If you are the type of business owner who takes marketing seriously, then you may have already come across this challenge: “Does anyone else in your company know how to interpret insights from your marketing analytics?” You may need to impart this knowledge to your team, especially if you want to designate this task to a marketer or to a staff that can contribute to business decision-making. While you may opt to enroll them in training seminars or to hire marketing analytics professionals, teaching them yourself may be a good starting point or even a good way to minimize cost further.
Knowing Your Team and The Basics
You may have a team that is comprised of non-marketers but are willing to be trained to interpret marketing analytics, or even better, gather insights from it. We previously published a blog about how to train your team about basic marketing, which you can read .
In understanding marketing analytics, you will have to first ensure that your team is aware of the following fundamentals:
- Marketing is a specialization and thus requires knowledge of the basic concepts such as brand awareness, advertising, or social media marketing at least. This also entails being able to understand the metrics that you use for your marketing campaigns, such as ROI, Lead to Customer ratio, Revenue per Customer, Bounce Rates, etc.
- Marketing is a collaboration. It interacts with different departments, teams, and people. It is not an isolated practice, and it even demands inputs from customer-facing people, as well as from your customers themselves. It interacts with Sales, Customer Service, and Product Development, among others.

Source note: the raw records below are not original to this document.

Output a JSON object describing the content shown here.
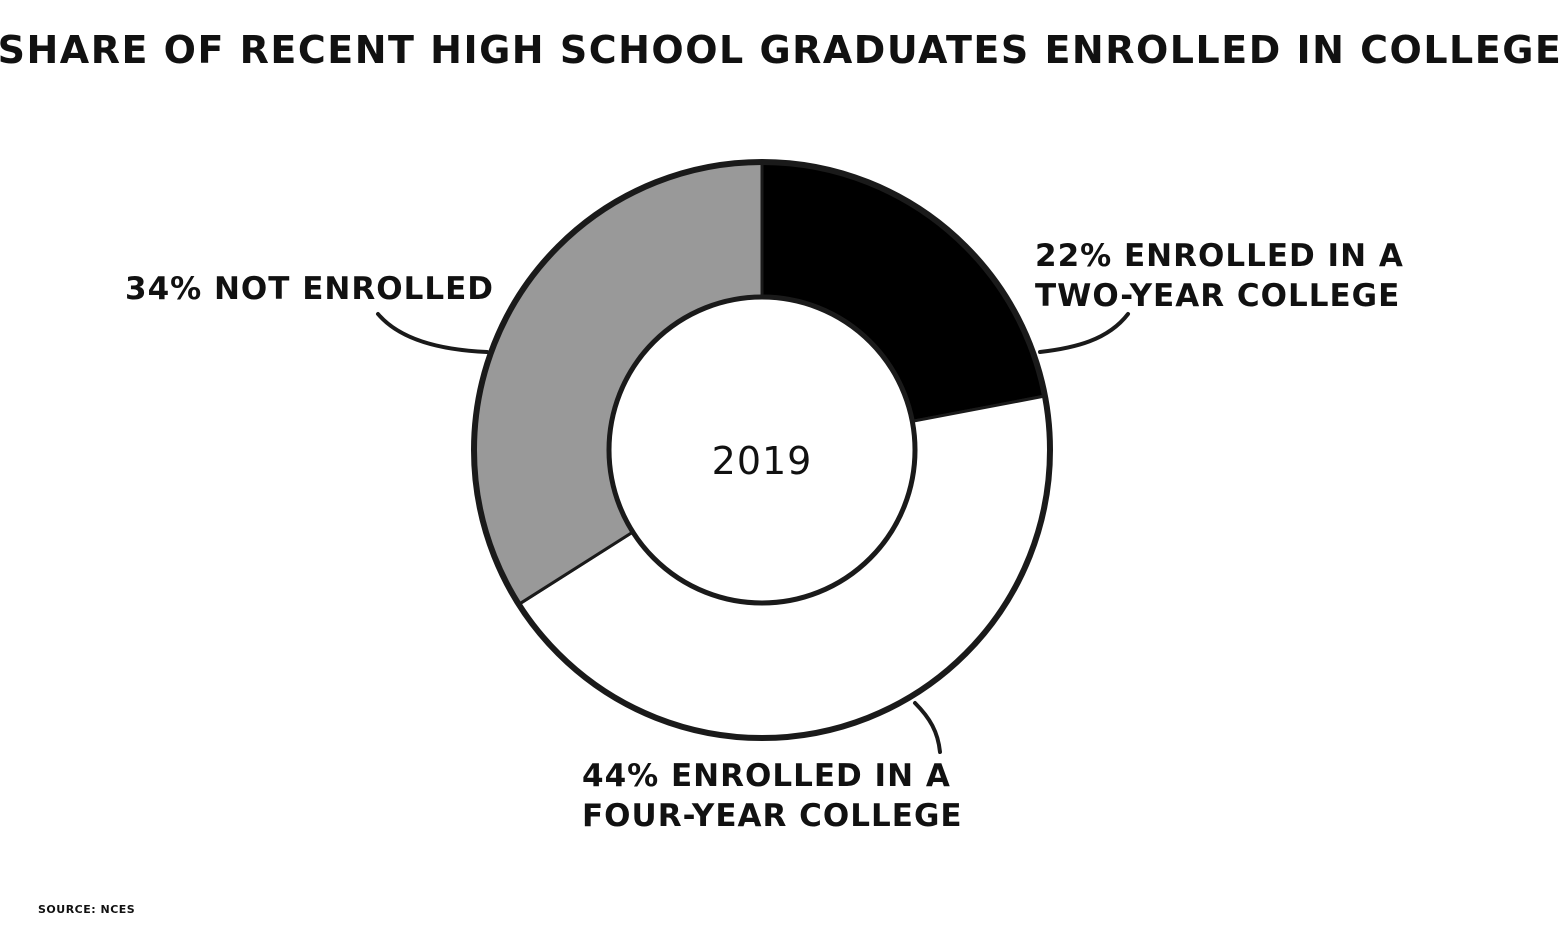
{
  "chart_data": {
    "type": "pie",
    "variant": "donut",
    "title": "SHARE OF RECENT HIGH SCHOOL GRADUATES ENROLLED IN COLLEGE",
    "center_label": "2019",
    "slices": [
      {
        "name": "Enrolled in a two-year college",
        "value": 22,
        "color": "#000000",
        "label_lines": [
          "22% ENROLLED IN A",
          "TWO-YEAR COLLEGE"
        ]
      },
      {
        "name": "Enrolled in a four-year college",
        "value": 44,
        "color": "#ffffff",
        "label_lines": [
          "44% ENROLLED IN A",
          "FOUR-YEAR COLLEGE"
        ]
      },
      {
        "name": "Not enrolled",
        "value": 34,
        "color": "#999999",
        "label_lines": [
          "34% NOT ENROLLED"
        ]
      }
    ],
    "source": "SOURCE: NCES"
  }
}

- Train team members that have the potential to be leaders. Even if data literacy and analytical thinking is not your team’s expertise, you should be focusing your efforts on team members who can recognize the value of data-driven efforts and campaigns.

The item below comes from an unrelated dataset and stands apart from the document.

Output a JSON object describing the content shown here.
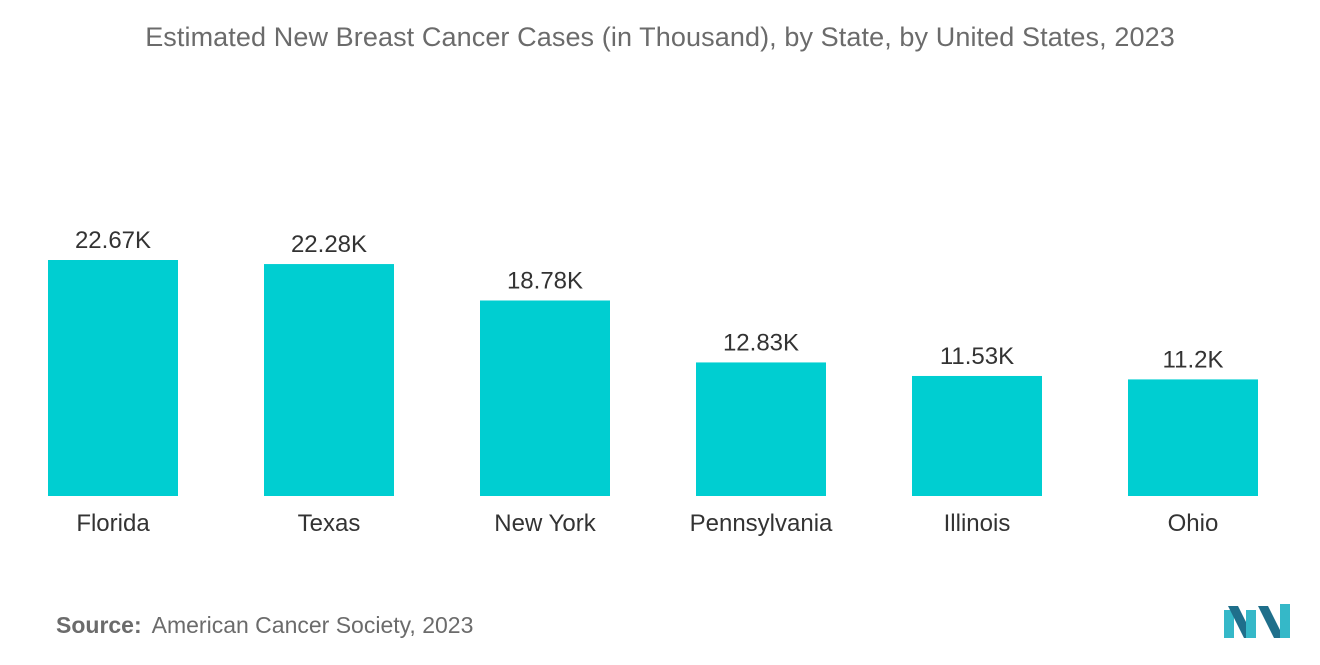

Create A Data-Driven Workplace
Before you go into the nitty-gritty details of the components, tools, and metrics of marketing analytics, you should prepare your team’s mindset of accepting the digital marketing mindset. The first step to understanding how things work is to put them in a data-driven work environment.
To accomplish this and to proceed to orient them about marketing analytics, here are 5 tips on how to prepare your team:
1. A Central Source.
The first step is to have one central source of all your data. Everyone should be looking at the same reports, tables, and statistics. All your business systems should be integrated, with segregated access provided to each of your team members. The best method for this is to purchase software tools that are hosted on the cloud, which can be accessed on any of your workstations.
You can try out Maralytics, then sign-up for a free trial, here.
2. Strengthen Proficiency.
Make a list of all your significant KPIs (Key Performance Indicators) and give your team access to it. They can refer to it at any time to read up on it.
3. Do not just dump data. Asses and explain.
Make sure that you don’t overwhelm your team with data. Do not expect them to understand all in one session.
Avoid dumping heaps of information all at once hence, you don’t need to provide full access to your marketing analytics tools at first. Assess their readiness and should you decide to finally share, please spend time explaining what the data is all about, how it should be gathered, managed, and utilized.
If you are also worried about highly confidential data, you can provide modified access so that they only see what is relevant to their role. For example, you can set full-access, manager access, or employee access with different levels of authorizations.
4. Everything Is About Data.
It is now time to let your staff know that using marketing analytics means that they have to live and breathe it. This means that they should start integrating data in their daily work within the business. As much as possible, their decisions should now be backed by the insights formulated from the data gathered. All the data that have been gathered should not stay inside reports. They should be transformed into actions that are to be performed during the day-to-day operations of the business.
5. Only Get What Is Useful.
Data is now everything, but it doesn’t necessarily mean that all those data are relevant to your business. Your marketing analytics tool can gather vast amounts of data but only you and your team can figure out which ones are useful. Wading through all the data can take up your time and resources and if you reference the wrong numbers then it could also mean the failure of your campaigns. Avoid this by revisiting your business goals and objectives and by determining which metrics are truly significant to your needs.
Conclusion
Even if you’ve found the metrics that you and your team need, getting your staff to understand and to be proficient in marketing analytics doesn’t happen instantly. It will take time and it will prove to be a challenge for all of you. But know that you will reap substantial rewards if you develop a strong, data-driven mindset within the team that you trust the most in helping you manage and grow your business.